Background: Neonatal sepsis is a worldwide public health issue in which, depending on the studied population, marked variations concerning its risk and prognostic factors have been reported. The aim of this study was to assess risk and prognostic factors for neonatal sepsis prevailing at a medical unit in southeastern Mexico. Thus, we used a historic cohort design to assess the association between a series of neonates and their mothers, in addition to hospital evolution features and the risk and prognosis of neonatal sepsis (defined by Pediatric Sepsis Consensus [PSC] criteria) in 11,790 newborns consecutively admitted to a Neonatology Service in Mérida, Mexico, between 2004 and 2007.

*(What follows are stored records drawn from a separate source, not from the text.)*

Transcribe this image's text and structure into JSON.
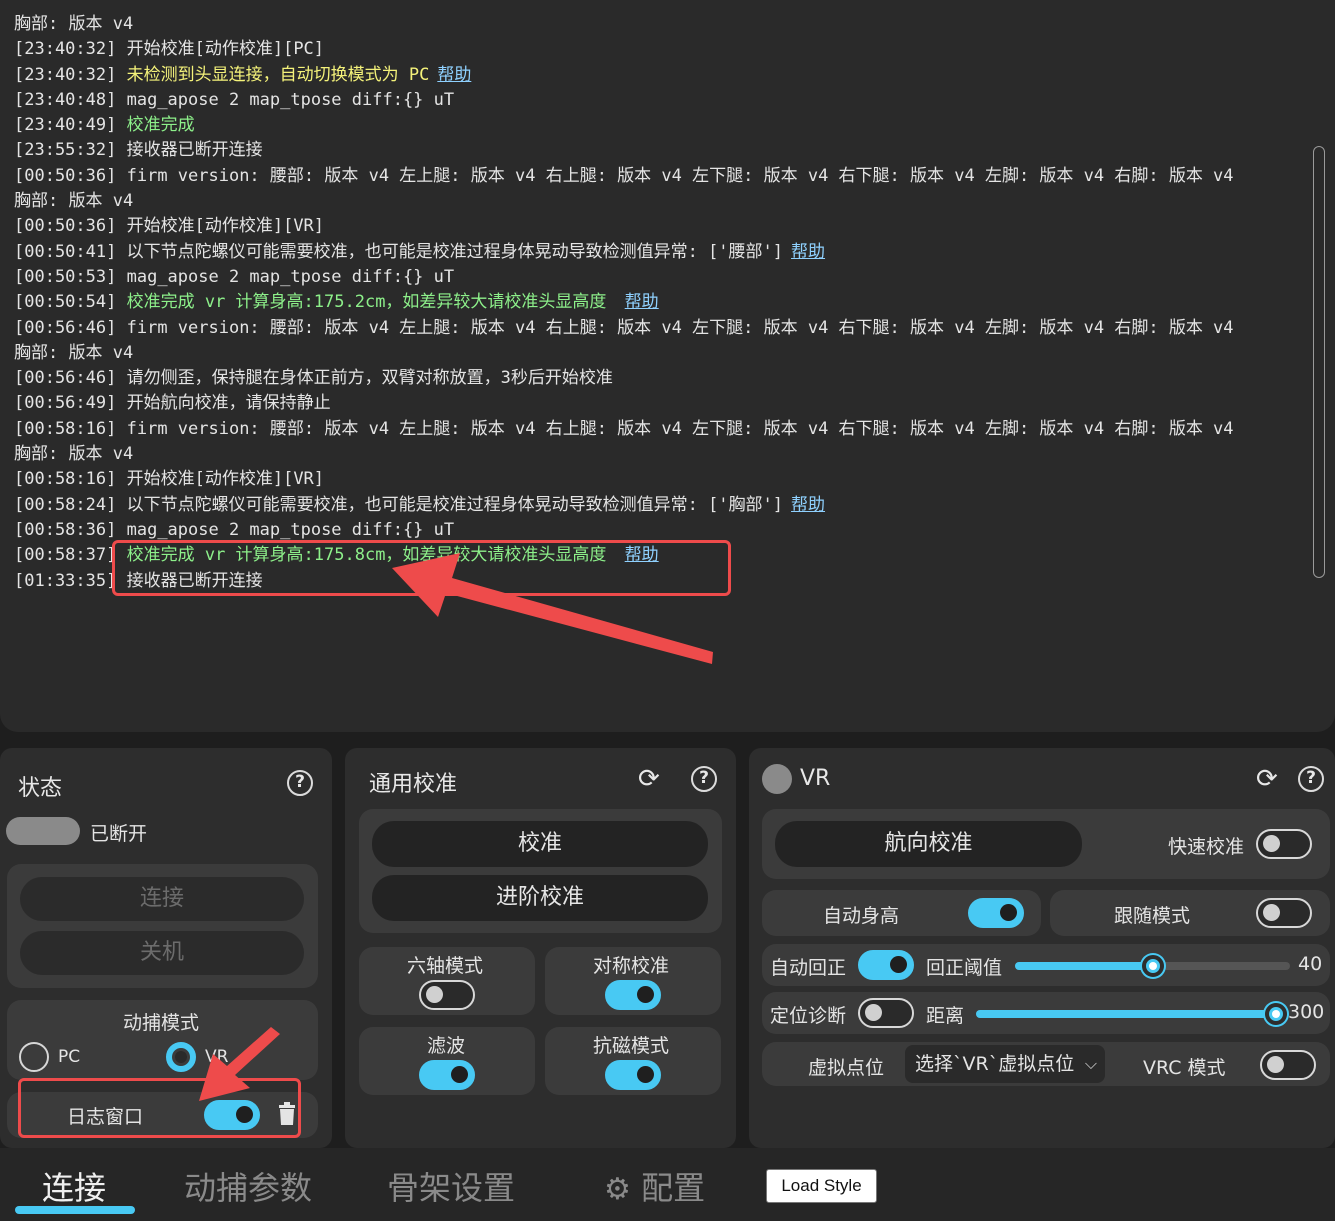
{
  "log": {
    "lines": [
      {
        "ts": "",
        "text": "胸部: 版本 v4",
        "color": "default",
        "help": ""
      },
      {
        "ts": "[23:40:32]",
        "text": "开始校准[动作校准][PC]",
        "color": "default",
        "help": ""
      },
      {
        "ts": "[23:40:32]",
        "text": "未检测到头显连接，自动切换模式为 PC",
        "color": "yellow",
        "help": "帮助"
      },
      {
        "ts": "[23:40:48]",
        "text": "mag_apose 2 map_tpose diff:{} uT",
        "color": "default",
        "help": ""
      },
      {
        "ts": "[23:40:49]",
        "text": "校准完成",
        "color": "green",
        "help": ""
      },
      {
        "ts": "[23:55:32]",
        "text": "接收器已断开连接",
        "color": "default",
        "help": ""
      },
      {
        "ts": "[00:50:36]",
        "text": "firm version: 腰部: 版本 v4 左上腿: 版本 v4 右上腿: 版本 v4 左下腿: 版本 v4 右下腿: 版本 v4 左脚: 版本 v4 右脚: 版本 v4",
        "color": "default",
        "help": ""
      },
      {
        "ts": "",
        "text": "胸部: 版本 v4",
        "color": "default",
        "help": ""
      },
      {
        "ts": "[00:50:36]",
        "text": "开始校准[动作校准][VR]",
        "color": "default",
        "help": ""
      },
      {
        "ts": "[00:50:41]",
        "text": "以下节点陀螺仪可能需要校准，也可能是校准过程身体晃动导致检测值异常: ['腰部']",
        "color": "default",
        "help": "帮助"
      },
      {
        "ts": "[00:50:53]",
        "text": "mag_apose 2 map_tpose diff:{} uT",
        "color": "default",
        "help": ""
      },
      {
        "ts": "[00:50:54]",
        "text": "校准完成 vr 计算身高:175.2cm，如差异较大请校准头显高度 ",
        "color": "green",
        "help": "帮助"
      },
      {
        "ts": "[00:56:46]",
        "text": "firm version: 腰部: 版本 v4 左上腿: 版本 v4 右上腿: 版本 v4 左下腿: 版本 v4 右下腿: 版本 v4 左脚: 版本 v4 右脚: 版本 v4",
        "color": "default",
        "help": ""
      },
      {
        "ts": "",
        "text": "胸部: 版本 v4",
        "color": "default",
        "help": ""
      },
      {
        "ts": "[00:56:46]",
        "text": "请勿侧歪，保持腿在身体正前方，双臂对称放置，3秒后开始校准",
        "color": "default",
        "help": ""
      },
      {
        "ts": "[00:56:49]",
        "text": "开始航向校准，请保持静止",
        "color": "default",
        "help": ""
      },
      {
        "ts": "[00:58:16]",
        "text": "firm version: 腰部: 版本 v4 左上腿: 版本 v4 右上腿: 版本 v4 左下腿: 版本 v4 右下腿: 版本 v4 左脚: 版本 v4 右脚: 版本 v4",
        "color": "default",
        "help": ""
      },
      {
        "ts": "",
        "text": "胸部: 版本 v4",
        "color": "default",
        "help": ""
      },
      {
        "ts": "[00:58:16]",
        "text": "开始校准[动作校准][VR]",
        "color": "default",
        "help": ""
      },
      {
        "ts": "[00:58:24]",
        "text": "以下节点陀螺仪可能需要校准，也可能是校准过程身体晃动导致检测值异常: ['胸部']",
        "color": "default",
        "help": "帮助"
      },
      {
        "ts": "[00:58:36]",
        "text": "mag_apose 2 map_tpose diff:{} uT",
        "color": "default",
        "help": ""
      },
      {
        "ts": "[00:58:37]",
        "text": "校准完成 vr 计算身高:175.8cm，如差异较大请校准头显高度 ",
        "color": "green",
        "help": "帮助"
      },
      {
        "ts": "[01:33:35]",
        "text": "接收器已断开连接",
        "color": "default",
        "help": ""
      }
    ]
  },
  "status": {
    "title": "状态",
    "state_label": "已断开",
    "connect_label": "连接",
    "shutdown_label": "关机",
    "mocap_mode_title": "动捕模式",
    "mode_pc": "PC",
    "mode_vr": "VR",
    "mode_selected": "VR",
    "log_window_label": "日志窗口",
    "log_window_on": true
  },
  "general_calib": {
    "title": "通用校准",
    "calibrate_label": "校准",
    "advanced_label": "进阶校准",
    "six_axis_label": "六轴模式",
    "six_axis_on": false,
    "symmetric_label": "对称校准",
    "symmetric_on": true,
    "filter_label": "滤波",
    "filter_on": true,
    "anti_mag_label": "抗磁模式",
    "anti_mag_on": true
  },
  "vr": {
    "title": "VR",
    "heading_calib_label": "航向校准",
    "quick_calib_label": "快速校准",
    "quick_calib_on": false,
    "auto_height_label": "自动身高",
    "auto_height_on": true,
    "follow_mode_label": "跟随模式",
    "follow_mode_on": false,
    "auto_recenter_label": "自动回正",
    "auto_recenter_on": true,
    "recenter_threshold_label": "回正阈值",
    "recenter_threshold_value": "40",
    "recenter_threshold_fraction": 0.5,
    "locate_diag_label": "定位诊断",
    "locate_diag_on": false,
    "distance_label": "距离",
    "distance_value": "300",
    "distance_fraction": 1.0,
    "virtual_point_label": "虚拟点位",
    "virtual_point_select": "选择`VR`虚拟点位",
    "vrc_mode_label": "VRC 模式",
    "vrc_mode_on": false
  },
  "tabs": [
    "连接",
    "动捕参数",
    "骨架设置",
    "配置"
  ],
  "active_tab": "连接",
  "load_style_label": "Load Style",
  "colors": {
    "accent": "#48c9f3",
    "highlight": "#ee4b4b",
    "log_yellow": "#f4f27a",
    "log_green": "#8df08a",
    "link": "#8fd1ff"
  }
}
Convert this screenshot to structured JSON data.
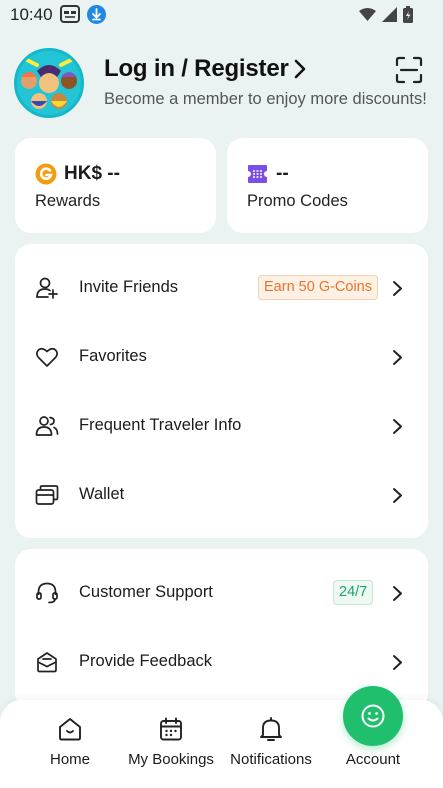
{
  "status_bar": {
    "time": "10:40"
  },
  "header": {
    "login_title": "Log in / Register",
    "subtitle": "Become a member to enjoy more discounts!"
  },
  "rewards": {
    "value": "HK$ --",
    "label": "Rewards"
  },
  "promo": {
    "value": "--",
    "label": "Promo Codes"
  },
  "menu_group_1": [
    {
      "label": "Invite Friends",
      "badge": "Earn 50 G-Coins",
      "icon": "add-user-icon"
    },
    {
      "label": "Favorites",
      "icon": "heart-icon"
    },
    {
      "label": "Frequent Traveler Info",
      "icon": "travelers-icon"
    },
    {
      "label": "Wallet",
      "icon": "wallet-icon"
    }
  ],
  "menu_group_2": [
    {
      "label": "Customer Support",
      "badge": "24/7",
      "icon": "headset-icon"
    },
    {
      "label": "Provide Feedback",
      "icon": "feedback-icon"
    }
  ],
  "bottom_nav": [
    {
      "label": "Home",
      "icon": "home-icon"
    },
    {
      "label": "My Bookings",
      "icon": "calendar-icon"
    },
    {
      "label": "Notifications",
      "icon": "bell-icon"
    },
    {
      "label": "Account",
      "icon": "smile-icon",
      "active": true
    }
  ],
  "colors": {
    "background": "#eaf3f2",
    "accent_green": "#1fbf6e",
    "badge_orange": "#e8742a",
    "coin_orange": "#f39c12",
    "ticket_purple": "#7b4ee4"
  }
}
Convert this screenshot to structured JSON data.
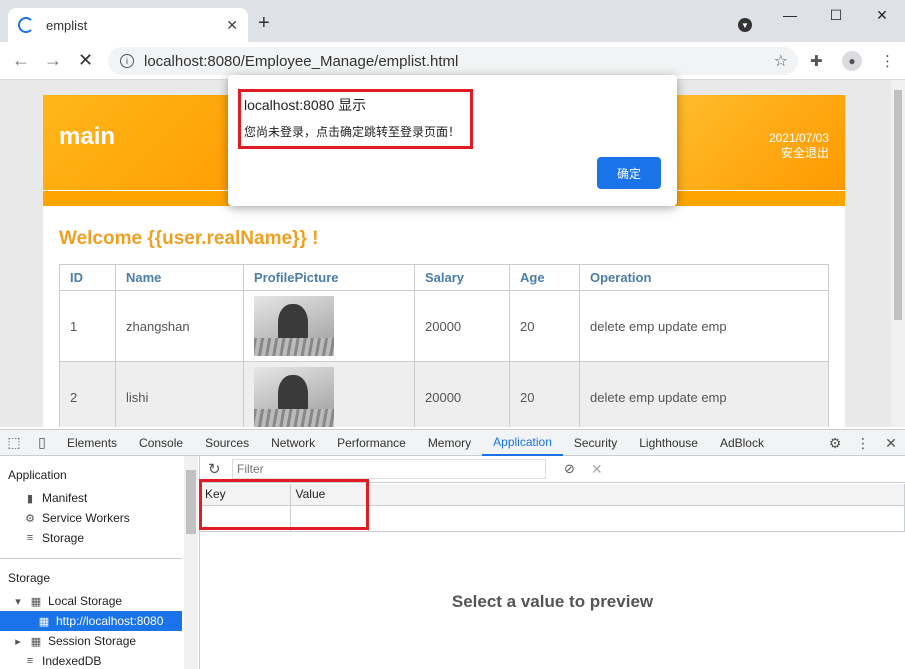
{
  "browser": {
    "tab_title": "emplist",
    "url": "localhost:8080/Employee_Manage/emplist.html"
  },
  "page": {
    "brand": "main",
    "date": "2021/07/03",
    "logout": "安全退出",
    "welcome": "Welcome {{user.realName}} !",
    "table": {
      "headers": [
        "ID",
        "Name",
        "ProfilePicture",
        "Salary",
        "Age",
        "Operation"
      ],
      "rows": [
        {
          "id": "1",
          "name": "zhangshan",
          "salary": "20000",
          "age": "20",
          "delete": "delete emp",
          "update": "update emp"
        },
        {
          "id": "2",
          "name": "lishi",
          "salary": "20000",
          "age": "20",
          "delete": "delete emp",
          "update": "update emp"
        }
      ]
    }
  },
  "alert": {
    "title": "localhost:8080 显示",
    "message": "您尚未登录，点击确定跳转至登录页面！",
    "ok_label": "确定"
  },
  "devtools": {
    "tabs": [
      "Elements",
      "Console",
      "Sources",
      "Network",
      "Performance",
      "Memory",
      "Application",
      "Security",
      "Lighthouse",
      "AdBlock"
    ],
    "active_tab": "Application",
    "sidebar": {
      "section_application": "Application",
      "manifest": "Manifest",
      "service_workers": "Service Workers",
      "storage_item": "Storage",
      "section_storage": "Storage",
      "local_storage": "Local Storage",
      "local_origin": "http://localhost:8080",
      "session_storage": "Session Storage",
      "indexeddb": "IndexedDB"
    },
    "filter_placeholder": "Filter",
    "columns": {
      "key": "Key",
      "value": "Value"
    },
    "preview_text": "Select a value to preview"
  },
  "colors": {
    "accent": "#1a73e8",
    "banner": "#ff9900",
    "highlight_box": "#e01b24"
  }
}
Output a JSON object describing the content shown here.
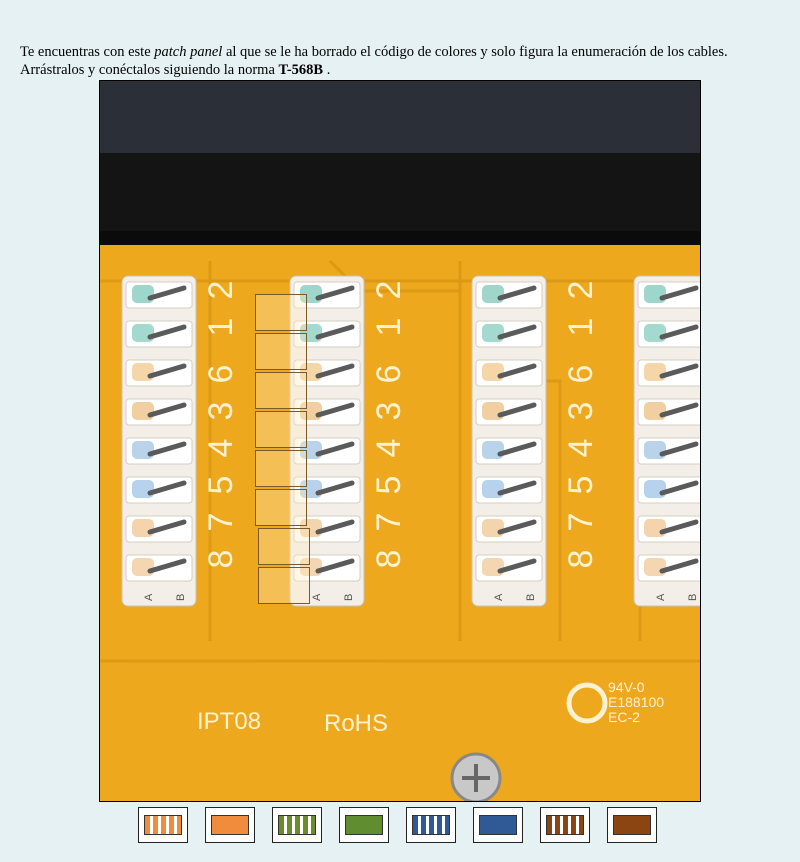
{
  "instructions": {
    "part1": "Te encuentras con este ",
    "part2_italic": "patch panel",
    "part3": " al que se le ha borrado el código de colores y solo figura la enumeración de los cables. Arrástralos y conéctalos siguiendo la norma ",
    "part4_bold": "T-568B",
    "part5": " ."
  },
  "board": {
    "silkscreen_left": "IPT08",
    "silkscreen_mid": "RoHS",
    "cert_lines": [
      "94V-0",
      "E188100",
      "EC-2"
    ],
    "pin_numbers": [
      "8",
      "7",
      "5",
      "4",
      "3",
      "6",
      "1",
      "2"
    ],
    "ab_labels": [
      "A",
      "B"
    ]
  },
  "drop_slots": [
    {
      "position": 1
    },
    {
      "position": 2
    },
    {
      "position": 3
    },
    {
      "position": 4
    },
    {
      "position": 5
    },
    {
      "position": 6
    },
    {
      "position": 7
    },
    {
      "position": 8
    }
  ],
  "cables": [
    {
      "name": "white-orange",
      "color": "#f08c3c",
      "style": "striped"
    },
    {
      "name": "orange",
      "color": "#f08c3c",
      "style": "solid"
    },
    {
      "name": "white-green",
      "color": "#6a8d2a",
      "style": "striped"
    },
    {
      "name": "green",
      "color": "#5f8d30",
      "style": "solid"
    },
    {
      "name": "white-blue",
      "color": "#2f5a95",
      "style": "striped"
    },
    {
      "name": "blue",
      "color": "#2f5a95",
      "style": "solid"
    },
    {
      "name": "white-brown",
      "color": "#8a4512",
      "style": "striped"
    },
    {
      "name": "brown",
      "color": "#8a4512",
      "style": "solid"
    }
  ]
}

Results: Sepsis was found in 514 of 11,790 (4.3 %) newborns; 387 of these cases were categorized as early-onset (<72 h) (75.3 %) and 127, as late-onset (>72 h) (24.7 %). After logistic regression, risk factors for sepsis included the following: low birth weight; prematurity; abnormal amniotic fluid; premature membrane rupture (PMR) at >24 h; respiratory complications, and the requirement of assisted ventilation, O(2) Inspiration fraction (IF) >60 %, or a surgical procedure. Some of these factors were differentially associated with early- or late-onset neonatal sepsis. The overall mortality rate of sepsis was 9.5 %. A marked difference in the mortality rate was found between early- and late-onset sepsis (p >0.0001). After Cox analysis, factors associated with mortality in newborns with sepsis comprised the following: prematurity; low birth weight; low Apgar score; perinatal asphyxia, and the requirement of any invasive medical or surgical procedure.
Conclusions: The incidence of neonatal sepsis in southeastern Mexico was 4.3 %. A different risk and prognostic profile between early- and late-onset neonatal sepsis was found.